Auf den ehemaligen Armeeflugplätzen von Raron und Turtmann soll ein Innovationszentrum entstehen - mit den Forschungsschwerpunkten Energie und alpine Naturkatastrophen. Am Dienstag wurde ein Trägerverein gegründet.

«Das Wallis ist mit seiner Landschaft und seinen Wasserkraftwerken prädestiniert für die Forschung in diesen Bereichen», sagt Matthias Finger, Präsident des Vereins und Professor an der ETH Lausanne (EPFL) .
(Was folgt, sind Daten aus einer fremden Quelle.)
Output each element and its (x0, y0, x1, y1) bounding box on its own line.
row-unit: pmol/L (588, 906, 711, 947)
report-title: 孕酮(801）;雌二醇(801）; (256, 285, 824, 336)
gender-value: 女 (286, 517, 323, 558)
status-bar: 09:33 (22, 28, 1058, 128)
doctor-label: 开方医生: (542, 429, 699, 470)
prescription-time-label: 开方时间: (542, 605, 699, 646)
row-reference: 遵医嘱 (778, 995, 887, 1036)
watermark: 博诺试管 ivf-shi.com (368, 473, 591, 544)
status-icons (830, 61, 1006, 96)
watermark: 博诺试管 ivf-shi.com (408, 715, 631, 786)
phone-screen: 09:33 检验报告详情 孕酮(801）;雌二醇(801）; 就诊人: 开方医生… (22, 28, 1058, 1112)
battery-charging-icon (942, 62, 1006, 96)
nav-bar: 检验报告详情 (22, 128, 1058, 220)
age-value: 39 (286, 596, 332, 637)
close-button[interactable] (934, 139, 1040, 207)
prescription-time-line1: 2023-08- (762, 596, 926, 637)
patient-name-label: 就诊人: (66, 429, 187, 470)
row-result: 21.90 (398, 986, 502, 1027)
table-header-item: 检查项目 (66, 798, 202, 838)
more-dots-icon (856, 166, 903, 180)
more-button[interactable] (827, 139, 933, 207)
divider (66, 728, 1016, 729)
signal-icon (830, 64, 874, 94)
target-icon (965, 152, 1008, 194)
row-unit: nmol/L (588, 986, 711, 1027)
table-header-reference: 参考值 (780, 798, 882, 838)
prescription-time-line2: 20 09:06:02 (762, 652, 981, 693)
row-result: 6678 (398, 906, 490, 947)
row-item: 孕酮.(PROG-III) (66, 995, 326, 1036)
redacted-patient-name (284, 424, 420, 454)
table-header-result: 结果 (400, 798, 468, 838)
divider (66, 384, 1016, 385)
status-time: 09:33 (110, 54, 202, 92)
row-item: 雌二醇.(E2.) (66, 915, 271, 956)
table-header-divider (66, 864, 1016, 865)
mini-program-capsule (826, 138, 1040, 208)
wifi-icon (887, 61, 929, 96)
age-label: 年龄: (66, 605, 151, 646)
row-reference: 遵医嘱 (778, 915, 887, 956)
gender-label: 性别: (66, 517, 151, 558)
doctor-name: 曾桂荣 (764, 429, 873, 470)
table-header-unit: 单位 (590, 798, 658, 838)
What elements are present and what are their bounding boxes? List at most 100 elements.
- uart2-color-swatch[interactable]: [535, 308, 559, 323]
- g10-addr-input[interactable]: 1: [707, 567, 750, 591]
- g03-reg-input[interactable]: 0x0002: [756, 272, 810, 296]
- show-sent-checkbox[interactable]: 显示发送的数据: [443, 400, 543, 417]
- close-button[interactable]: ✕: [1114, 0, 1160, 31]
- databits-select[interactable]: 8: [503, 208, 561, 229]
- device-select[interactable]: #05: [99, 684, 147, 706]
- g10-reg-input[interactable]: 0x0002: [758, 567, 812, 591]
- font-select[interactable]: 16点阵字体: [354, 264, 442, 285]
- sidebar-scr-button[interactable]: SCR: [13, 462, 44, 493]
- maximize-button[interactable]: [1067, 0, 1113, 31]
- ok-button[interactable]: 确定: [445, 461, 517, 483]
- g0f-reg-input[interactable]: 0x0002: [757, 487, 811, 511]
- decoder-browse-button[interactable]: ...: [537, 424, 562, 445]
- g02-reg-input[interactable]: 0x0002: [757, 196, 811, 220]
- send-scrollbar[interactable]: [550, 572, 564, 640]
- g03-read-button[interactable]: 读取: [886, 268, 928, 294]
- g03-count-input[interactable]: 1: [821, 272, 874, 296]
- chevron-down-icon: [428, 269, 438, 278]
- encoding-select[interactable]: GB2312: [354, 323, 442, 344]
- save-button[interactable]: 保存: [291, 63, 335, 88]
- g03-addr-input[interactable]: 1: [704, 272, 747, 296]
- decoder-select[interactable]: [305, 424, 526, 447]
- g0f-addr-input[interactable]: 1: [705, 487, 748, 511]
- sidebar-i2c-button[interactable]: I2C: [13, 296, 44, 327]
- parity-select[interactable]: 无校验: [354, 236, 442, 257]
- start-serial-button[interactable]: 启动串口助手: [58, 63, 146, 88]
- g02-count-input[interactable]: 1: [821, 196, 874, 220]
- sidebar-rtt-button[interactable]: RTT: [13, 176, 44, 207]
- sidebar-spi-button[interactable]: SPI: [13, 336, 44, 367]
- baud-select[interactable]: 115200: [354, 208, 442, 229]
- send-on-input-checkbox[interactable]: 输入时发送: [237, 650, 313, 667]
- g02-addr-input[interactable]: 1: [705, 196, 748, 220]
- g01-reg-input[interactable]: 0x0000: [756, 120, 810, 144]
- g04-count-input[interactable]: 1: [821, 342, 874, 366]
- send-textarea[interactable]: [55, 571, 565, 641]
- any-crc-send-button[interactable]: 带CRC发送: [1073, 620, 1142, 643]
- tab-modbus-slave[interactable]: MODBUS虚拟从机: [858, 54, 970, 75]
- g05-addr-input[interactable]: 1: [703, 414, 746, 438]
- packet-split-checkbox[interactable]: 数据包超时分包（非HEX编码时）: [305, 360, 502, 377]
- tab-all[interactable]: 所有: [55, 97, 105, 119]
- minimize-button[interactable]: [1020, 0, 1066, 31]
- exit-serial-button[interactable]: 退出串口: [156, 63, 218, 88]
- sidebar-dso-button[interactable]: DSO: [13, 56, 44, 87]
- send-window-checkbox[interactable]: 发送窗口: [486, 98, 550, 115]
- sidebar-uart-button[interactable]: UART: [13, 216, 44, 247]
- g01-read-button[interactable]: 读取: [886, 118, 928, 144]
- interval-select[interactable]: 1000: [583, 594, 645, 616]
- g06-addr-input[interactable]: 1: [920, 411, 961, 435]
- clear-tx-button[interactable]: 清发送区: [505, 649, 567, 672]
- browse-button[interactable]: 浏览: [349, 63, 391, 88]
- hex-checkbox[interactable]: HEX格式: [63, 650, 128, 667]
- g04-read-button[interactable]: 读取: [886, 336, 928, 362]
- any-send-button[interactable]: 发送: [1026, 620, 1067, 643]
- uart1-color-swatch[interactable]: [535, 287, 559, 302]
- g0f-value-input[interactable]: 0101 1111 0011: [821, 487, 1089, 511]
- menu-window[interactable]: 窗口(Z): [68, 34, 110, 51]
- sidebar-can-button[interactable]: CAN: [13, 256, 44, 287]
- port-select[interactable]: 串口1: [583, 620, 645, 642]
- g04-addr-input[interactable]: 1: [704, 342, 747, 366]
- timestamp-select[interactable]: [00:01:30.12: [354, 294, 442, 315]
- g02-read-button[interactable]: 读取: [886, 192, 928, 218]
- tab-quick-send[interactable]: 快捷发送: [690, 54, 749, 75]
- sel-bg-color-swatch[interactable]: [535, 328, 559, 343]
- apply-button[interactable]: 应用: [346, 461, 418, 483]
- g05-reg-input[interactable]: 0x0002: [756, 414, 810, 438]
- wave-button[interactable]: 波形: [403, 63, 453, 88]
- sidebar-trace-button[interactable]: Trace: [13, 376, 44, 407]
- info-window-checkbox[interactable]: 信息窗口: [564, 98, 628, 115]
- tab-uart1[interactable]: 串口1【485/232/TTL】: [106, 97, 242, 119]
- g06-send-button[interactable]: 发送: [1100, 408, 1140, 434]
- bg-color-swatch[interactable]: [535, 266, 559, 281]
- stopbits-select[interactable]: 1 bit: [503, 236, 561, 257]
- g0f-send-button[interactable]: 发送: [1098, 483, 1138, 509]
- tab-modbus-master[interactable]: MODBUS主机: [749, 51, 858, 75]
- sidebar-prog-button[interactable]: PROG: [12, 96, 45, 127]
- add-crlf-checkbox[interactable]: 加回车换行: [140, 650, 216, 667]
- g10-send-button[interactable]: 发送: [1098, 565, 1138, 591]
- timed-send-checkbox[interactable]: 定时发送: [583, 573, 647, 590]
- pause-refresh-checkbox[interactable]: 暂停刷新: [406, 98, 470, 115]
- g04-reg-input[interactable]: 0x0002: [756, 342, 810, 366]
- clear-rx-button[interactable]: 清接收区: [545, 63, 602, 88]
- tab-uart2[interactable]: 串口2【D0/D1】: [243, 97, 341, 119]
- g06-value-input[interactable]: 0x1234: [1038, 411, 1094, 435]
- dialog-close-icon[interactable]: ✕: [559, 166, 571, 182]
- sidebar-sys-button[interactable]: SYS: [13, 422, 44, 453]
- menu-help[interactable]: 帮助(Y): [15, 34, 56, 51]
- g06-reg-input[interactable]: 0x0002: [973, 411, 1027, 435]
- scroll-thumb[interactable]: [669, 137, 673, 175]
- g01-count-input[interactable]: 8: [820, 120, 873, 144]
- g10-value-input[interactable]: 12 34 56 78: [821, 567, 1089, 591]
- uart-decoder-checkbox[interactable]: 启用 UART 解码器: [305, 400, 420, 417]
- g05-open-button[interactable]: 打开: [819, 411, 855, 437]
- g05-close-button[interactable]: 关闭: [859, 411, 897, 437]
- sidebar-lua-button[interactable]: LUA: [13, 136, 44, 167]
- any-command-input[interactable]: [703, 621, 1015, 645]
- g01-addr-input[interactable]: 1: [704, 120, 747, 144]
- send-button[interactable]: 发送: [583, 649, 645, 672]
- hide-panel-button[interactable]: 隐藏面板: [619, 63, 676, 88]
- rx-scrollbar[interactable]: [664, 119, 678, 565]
Gleichzeitig will die EPFL in Sitten eine Zweigstelle aufbauen mit elf Lehrstühlen, die ebenfalls im Bereich der Energie forschen soll. Dies ist laut Matthias Finger als sinnvolle Ergänzung zu verstehen: Während die EPFL eher Grundlagenforschung betreibe, wolle der Verein in Raron und Turtmann Firmen ansiedeln, die dort mehr angewandte Forschung betreiben wollen.

Gleichzeitig wartet man aber auch auf den Bundesbeschluss, der festlegen wird, welche Projekte im Rahmen der Umnutzung der ehemaligen Armeeflugplätze finanziell unterstützt werden.